Corporate crime in China has garnered worldwide attention and in the recent years we have witnessed positive legislative and administrative efforts by the Chinese government to prevent corporate misconducts.
This book first defines the meaning of corporate crime in China and answers the basic questions of what corporate crime is through real life cases. Then, it introduces the history of corporate crime and reviews academic studies through these key questions. The book also discusses the scope of corporate crime, the basis of corporate criminal liability, the criminal liability of State organizations, the corporate compliance programs and corporate criminal liability and the procedural issues. The book also provides suggestions from a comparative perspective by referring to the latest global developments on corporate crime. In the concluding chapter, the book discusses the goals of corporate crime prevention policy and comes up with feasible reform proposals with a brief summary on the existing problems of the current policies through a macro perspective.

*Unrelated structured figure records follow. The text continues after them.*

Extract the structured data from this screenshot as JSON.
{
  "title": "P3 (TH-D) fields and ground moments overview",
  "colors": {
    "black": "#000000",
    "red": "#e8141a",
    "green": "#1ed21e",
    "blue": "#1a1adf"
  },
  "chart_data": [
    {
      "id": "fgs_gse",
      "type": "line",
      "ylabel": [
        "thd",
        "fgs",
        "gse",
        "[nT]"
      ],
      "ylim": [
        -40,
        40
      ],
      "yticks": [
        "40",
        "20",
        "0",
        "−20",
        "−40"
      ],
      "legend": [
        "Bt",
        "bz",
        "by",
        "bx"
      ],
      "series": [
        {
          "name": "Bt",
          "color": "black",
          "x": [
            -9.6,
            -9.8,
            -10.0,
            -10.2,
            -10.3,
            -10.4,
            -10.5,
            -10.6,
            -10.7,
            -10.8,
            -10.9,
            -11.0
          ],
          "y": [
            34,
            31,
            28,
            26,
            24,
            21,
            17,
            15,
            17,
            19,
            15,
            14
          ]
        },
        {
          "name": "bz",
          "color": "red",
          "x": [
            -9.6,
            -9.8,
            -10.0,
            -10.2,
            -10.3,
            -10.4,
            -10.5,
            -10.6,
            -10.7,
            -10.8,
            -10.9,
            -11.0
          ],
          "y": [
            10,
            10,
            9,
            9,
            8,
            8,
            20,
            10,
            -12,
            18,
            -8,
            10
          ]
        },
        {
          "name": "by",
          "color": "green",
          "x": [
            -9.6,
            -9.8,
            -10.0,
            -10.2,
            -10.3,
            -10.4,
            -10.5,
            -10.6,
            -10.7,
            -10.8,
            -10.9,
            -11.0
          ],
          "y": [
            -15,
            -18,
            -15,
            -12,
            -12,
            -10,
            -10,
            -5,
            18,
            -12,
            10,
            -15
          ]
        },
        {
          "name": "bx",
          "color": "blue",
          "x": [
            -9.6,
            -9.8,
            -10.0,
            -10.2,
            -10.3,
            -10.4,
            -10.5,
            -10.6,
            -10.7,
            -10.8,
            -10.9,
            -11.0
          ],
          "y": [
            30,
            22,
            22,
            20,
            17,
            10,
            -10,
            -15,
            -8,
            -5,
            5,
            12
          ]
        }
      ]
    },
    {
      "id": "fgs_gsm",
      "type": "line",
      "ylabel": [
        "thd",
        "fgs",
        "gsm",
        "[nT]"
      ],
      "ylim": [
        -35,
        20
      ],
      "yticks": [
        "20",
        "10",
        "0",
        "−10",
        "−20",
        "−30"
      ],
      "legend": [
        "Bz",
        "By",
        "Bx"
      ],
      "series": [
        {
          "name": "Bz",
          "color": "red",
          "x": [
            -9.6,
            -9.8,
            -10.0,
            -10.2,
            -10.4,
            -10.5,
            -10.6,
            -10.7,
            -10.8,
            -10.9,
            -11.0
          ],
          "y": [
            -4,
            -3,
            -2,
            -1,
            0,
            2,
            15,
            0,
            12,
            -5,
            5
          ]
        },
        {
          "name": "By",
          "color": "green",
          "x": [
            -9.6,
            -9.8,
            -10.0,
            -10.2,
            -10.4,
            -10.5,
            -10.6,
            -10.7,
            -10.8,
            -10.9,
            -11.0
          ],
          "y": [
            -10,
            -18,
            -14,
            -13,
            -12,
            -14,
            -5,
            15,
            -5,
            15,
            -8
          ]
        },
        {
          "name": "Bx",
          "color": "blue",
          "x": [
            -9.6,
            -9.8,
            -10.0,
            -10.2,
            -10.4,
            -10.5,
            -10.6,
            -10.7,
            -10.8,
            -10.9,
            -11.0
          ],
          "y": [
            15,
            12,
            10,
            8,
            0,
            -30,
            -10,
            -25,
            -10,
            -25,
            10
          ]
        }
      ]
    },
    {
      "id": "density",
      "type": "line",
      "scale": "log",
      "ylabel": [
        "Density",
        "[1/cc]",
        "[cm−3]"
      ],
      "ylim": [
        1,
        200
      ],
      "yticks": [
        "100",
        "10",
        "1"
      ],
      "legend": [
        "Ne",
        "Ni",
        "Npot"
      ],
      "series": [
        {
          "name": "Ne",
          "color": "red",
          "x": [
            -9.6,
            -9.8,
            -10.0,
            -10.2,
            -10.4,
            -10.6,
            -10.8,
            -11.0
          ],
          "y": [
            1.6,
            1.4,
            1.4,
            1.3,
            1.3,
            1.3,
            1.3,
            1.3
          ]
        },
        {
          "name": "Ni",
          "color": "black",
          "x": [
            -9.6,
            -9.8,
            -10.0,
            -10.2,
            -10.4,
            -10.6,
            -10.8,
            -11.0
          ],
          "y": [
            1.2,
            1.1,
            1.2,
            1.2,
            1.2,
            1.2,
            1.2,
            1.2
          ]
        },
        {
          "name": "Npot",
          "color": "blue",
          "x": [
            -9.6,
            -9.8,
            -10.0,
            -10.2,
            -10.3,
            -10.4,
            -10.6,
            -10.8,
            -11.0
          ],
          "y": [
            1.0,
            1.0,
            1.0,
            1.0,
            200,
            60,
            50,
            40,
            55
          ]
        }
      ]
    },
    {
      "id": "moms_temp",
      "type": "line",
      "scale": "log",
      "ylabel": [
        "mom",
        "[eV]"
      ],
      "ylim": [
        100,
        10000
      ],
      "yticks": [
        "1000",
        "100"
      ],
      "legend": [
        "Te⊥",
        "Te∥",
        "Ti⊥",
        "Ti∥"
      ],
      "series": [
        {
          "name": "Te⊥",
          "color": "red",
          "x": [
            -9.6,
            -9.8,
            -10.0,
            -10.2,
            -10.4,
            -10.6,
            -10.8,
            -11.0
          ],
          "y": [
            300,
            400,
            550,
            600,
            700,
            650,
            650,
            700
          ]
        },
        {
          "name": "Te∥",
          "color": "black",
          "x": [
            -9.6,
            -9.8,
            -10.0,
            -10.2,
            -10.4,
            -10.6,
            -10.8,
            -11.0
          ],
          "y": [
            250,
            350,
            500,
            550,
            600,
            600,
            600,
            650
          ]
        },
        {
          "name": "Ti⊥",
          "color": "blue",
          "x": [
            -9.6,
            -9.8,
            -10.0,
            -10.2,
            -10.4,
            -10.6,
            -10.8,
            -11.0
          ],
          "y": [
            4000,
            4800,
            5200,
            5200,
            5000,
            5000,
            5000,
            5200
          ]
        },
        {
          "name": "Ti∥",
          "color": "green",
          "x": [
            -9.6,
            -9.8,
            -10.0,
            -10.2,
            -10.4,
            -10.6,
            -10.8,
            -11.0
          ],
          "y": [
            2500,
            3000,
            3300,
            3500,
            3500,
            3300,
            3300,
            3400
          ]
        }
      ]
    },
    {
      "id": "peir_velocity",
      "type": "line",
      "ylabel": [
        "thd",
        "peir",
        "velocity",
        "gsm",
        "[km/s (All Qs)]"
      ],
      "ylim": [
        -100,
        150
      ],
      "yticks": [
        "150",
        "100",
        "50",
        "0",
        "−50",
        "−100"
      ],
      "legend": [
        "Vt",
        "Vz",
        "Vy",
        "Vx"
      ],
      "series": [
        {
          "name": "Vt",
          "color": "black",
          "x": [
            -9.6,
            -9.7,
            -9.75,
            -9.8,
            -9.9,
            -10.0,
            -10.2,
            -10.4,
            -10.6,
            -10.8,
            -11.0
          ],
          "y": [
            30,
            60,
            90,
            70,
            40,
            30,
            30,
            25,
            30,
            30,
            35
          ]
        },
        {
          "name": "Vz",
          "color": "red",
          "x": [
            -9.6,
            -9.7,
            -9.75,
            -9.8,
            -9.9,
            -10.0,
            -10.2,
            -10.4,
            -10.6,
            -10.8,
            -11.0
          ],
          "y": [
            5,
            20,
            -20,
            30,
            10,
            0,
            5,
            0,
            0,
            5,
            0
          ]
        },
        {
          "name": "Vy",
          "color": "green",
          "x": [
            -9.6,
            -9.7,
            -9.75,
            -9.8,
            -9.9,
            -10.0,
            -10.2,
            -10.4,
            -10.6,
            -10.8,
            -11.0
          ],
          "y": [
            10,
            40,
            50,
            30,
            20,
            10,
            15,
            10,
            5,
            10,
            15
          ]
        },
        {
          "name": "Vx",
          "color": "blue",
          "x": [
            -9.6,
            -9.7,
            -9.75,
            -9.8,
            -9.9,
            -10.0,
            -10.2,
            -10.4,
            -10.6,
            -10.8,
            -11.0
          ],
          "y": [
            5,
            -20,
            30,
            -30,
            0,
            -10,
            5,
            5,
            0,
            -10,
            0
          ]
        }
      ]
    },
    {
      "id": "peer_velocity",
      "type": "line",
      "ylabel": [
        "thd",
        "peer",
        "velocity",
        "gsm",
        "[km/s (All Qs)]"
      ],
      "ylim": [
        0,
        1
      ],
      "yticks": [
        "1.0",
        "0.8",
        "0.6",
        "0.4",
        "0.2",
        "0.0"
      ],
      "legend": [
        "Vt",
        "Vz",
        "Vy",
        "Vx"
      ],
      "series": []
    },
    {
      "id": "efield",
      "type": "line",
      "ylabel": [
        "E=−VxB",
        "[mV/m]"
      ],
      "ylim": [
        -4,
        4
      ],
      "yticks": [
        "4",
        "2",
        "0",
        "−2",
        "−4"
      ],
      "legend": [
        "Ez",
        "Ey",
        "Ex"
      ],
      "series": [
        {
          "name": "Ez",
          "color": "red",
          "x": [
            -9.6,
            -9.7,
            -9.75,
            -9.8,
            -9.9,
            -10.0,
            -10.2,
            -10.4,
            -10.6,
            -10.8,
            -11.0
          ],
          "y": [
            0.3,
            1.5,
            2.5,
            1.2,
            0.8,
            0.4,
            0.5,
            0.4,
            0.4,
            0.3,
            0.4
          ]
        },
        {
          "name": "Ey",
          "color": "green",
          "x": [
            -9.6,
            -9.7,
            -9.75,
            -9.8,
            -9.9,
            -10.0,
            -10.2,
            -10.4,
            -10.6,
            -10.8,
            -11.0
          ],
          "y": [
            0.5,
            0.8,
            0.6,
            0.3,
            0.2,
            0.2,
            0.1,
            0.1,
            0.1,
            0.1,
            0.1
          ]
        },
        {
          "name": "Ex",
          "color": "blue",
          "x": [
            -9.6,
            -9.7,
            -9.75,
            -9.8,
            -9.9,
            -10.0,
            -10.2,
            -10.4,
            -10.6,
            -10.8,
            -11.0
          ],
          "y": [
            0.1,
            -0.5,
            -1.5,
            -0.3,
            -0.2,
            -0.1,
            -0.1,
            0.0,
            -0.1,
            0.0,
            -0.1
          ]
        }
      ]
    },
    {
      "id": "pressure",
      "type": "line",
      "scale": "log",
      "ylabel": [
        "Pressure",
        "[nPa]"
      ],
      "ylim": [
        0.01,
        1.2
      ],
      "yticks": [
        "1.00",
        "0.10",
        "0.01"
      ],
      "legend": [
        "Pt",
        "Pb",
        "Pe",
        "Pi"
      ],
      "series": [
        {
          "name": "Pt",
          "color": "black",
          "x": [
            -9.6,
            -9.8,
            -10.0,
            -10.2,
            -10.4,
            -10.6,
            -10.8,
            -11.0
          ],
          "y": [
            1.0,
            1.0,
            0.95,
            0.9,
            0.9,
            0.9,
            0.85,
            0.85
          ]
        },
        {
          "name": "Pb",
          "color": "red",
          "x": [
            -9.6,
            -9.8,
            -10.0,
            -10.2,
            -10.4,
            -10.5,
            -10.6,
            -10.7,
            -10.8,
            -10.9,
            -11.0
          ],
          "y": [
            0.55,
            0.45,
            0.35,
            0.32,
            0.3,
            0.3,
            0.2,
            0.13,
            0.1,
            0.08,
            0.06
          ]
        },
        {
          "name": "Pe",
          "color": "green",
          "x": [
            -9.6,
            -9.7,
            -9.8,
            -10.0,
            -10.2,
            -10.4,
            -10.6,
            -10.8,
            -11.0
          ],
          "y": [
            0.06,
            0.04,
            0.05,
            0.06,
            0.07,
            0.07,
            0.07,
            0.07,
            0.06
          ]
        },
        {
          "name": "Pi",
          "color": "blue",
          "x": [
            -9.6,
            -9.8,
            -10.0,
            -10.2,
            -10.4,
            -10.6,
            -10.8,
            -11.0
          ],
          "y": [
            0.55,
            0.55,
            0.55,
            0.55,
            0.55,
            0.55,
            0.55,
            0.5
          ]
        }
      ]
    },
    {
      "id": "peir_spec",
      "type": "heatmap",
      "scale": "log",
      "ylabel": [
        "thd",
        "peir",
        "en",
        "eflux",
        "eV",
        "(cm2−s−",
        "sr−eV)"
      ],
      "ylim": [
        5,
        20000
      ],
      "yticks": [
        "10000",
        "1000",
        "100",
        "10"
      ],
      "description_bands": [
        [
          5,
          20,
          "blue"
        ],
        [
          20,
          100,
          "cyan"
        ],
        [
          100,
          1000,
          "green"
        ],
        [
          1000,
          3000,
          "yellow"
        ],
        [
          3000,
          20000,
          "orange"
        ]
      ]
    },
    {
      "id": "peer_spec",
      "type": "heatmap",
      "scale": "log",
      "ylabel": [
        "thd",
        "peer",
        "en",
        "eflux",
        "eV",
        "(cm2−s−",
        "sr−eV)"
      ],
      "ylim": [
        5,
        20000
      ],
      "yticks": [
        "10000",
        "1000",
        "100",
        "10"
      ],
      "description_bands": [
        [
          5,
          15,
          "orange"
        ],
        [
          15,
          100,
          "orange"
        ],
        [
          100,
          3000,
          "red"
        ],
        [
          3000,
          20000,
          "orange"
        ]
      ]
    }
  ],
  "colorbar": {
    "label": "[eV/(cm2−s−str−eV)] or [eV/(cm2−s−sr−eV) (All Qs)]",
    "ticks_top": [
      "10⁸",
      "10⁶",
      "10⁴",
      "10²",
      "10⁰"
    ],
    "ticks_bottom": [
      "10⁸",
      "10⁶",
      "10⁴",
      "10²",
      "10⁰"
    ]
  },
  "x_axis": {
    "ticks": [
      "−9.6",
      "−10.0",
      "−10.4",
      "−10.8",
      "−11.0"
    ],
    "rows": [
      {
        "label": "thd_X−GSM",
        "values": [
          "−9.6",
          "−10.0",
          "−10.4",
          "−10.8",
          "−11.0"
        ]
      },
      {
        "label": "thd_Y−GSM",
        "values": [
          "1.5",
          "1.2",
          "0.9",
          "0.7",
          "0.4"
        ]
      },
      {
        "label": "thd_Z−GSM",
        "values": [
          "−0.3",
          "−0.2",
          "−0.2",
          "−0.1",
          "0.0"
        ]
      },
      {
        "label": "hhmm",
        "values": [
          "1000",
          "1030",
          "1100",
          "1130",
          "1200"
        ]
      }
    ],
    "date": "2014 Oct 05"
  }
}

There is no existing book that deals with the legislation and criminal justice practices of corporate crime in China and this book will help to shed insight into the subject.
Table of Contents
1. Introduction: An Overview of Corporate Crime in China 2. Review of Corporate Crime Legislation and Literature 3. What Crimes Can a Corporation Commit? 4. Criminal Liability of State Organs: Is it Acceptable? 5. Basis of Corporate Criminal Liability: Individual or Organizational Fault? 6. Corporate Compliance Programs and Corporate Criminal Liability 7. Procedural Debates and Reforms 8. Corporate Crime Prevention Policy: Purposes, Problems and Proposals
Zhenjie Zhou is Associate Professor at College for Criminal Law Science of Beijing Normal University, China. He was Research Associate and then Assistant Professor at Waseda University, Japan, where he taught comparative corporate crime and Chinese criminal law from 2007 to 2010. He finished his PhD at Chinese Academy of Social Sciences in 2008.